The song’s message was simple. Although it seems incredulous today that, what was, essentially, an act of State terrorism, would be viewed among the American public as the fault of the protesters, this was clearly a notion that came from a stubborn political position. Neil Young’s lyrics ask those holding this opinion to reassess their position with an ounce of empathy in mind; “What if you knew her? / And found her dead on the ground,” he asks in an attempt to usurp uncaring nationalism with a more emotive response. 

“What was so important about that song was that it didn’t let the moment die,” David Karen, a sociology professor at Bryn Mawr College told Esquire on the 50th anniversary of the incident, “Neil Young underlined just how corrupt and awful the government was, not only about Vietnam.” 

What’s more, the boldness of the singer’s stance stood out most of all. Neil Young and his folk quartet stepped into the studio and set out to tackle an incident with a protest song that history shows ran counter to the majority of public opinion. This earmarked CSNY as a collective willing to brave the slings and arrows that would inevitably follow to lend an important voice at a pivotal time. This illuminating effect and the maelstrom of defiant support that they gathered up in the wake of the release would prove pivotal in motivating publications to pursue huge anti-government stories and, ultimately, the Watergate campaign. 

Speaking to Howard Stern in 2013, Graham Nash recalls receiving a phone call from David Crosby in which he yelled, “Book the studio right now! I’m coming down tomorrow. Wait until you hear this song!” This impassioned energy is what makes the track one of the most essential in protest music history. Lyrically, it is a tour de force of simple songwriting, leaving the stark catastrophe that spawned it to sit, unflinchingly front and centre, as the message rides home in a boom of fuzz pedalled defiance. 

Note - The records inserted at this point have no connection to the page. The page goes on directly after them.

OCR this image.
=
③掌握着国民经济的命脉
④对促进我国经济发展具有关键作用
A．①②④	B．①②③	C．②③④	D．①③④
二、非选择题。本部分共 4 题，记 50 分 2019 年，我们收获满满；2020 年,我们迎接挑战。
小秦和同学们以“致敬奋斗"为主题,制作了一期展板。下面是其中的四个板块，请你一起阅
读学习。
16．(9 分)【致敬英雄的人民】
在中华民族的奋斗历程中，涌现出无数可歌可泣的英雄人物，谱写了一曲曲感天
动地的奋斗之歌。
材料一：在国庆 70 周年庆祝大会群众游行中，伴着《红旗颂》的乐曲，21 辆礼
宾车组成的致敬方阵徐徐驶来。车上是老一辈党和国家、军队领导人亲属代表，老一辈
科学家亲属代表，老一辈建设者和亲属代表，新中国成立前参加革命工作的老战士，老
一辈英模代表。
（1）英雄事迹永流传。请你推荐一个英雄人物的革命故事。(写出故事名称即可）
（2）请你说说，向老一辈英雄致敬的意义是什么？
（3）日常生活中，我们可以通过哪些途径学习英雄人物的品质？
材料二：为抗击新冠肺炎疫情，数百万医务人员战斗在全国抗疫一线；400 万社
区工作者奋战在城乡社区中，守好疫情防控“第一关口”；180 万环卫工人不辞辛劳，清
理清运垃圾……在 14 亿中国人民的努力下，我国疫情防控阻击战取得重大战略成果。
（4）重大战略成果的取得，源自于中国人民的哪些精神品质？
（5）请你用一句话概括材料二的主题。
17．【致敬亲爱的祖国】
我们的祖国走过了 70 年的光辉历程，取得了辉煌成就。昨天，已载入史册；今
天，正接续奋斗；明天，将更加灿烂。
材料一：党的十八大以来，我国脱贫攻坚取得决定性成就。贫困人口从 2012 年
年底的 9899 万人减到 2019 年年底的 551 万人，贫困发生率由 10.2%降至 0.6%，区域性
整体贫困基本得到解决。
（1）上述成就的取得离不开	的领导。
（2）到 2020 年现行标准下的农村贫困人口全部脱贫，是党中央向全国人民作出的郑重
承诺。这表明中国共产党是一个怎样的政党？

The song shunned the old folk stylings associated with CSNY for the visceral power of rock ‘n’ roll, underlining the importance of dealing with the incident in that very moment and tackling the times head-on.

In 2006, four decades after retiring the song, Neil Young joined CSN on the Freedom of Speech tour and declared, “For years I couldn’t sing it because I felt it was kinda taking advantage of something that happened and we were trading on somebody’s misfortunes to give the audience a rush of nostalgia. In this period of time, that doesn’t apply. What it is now is, it’s history. We’re bringing history back.”

That’s a notion that seems just as pertinent today as ever.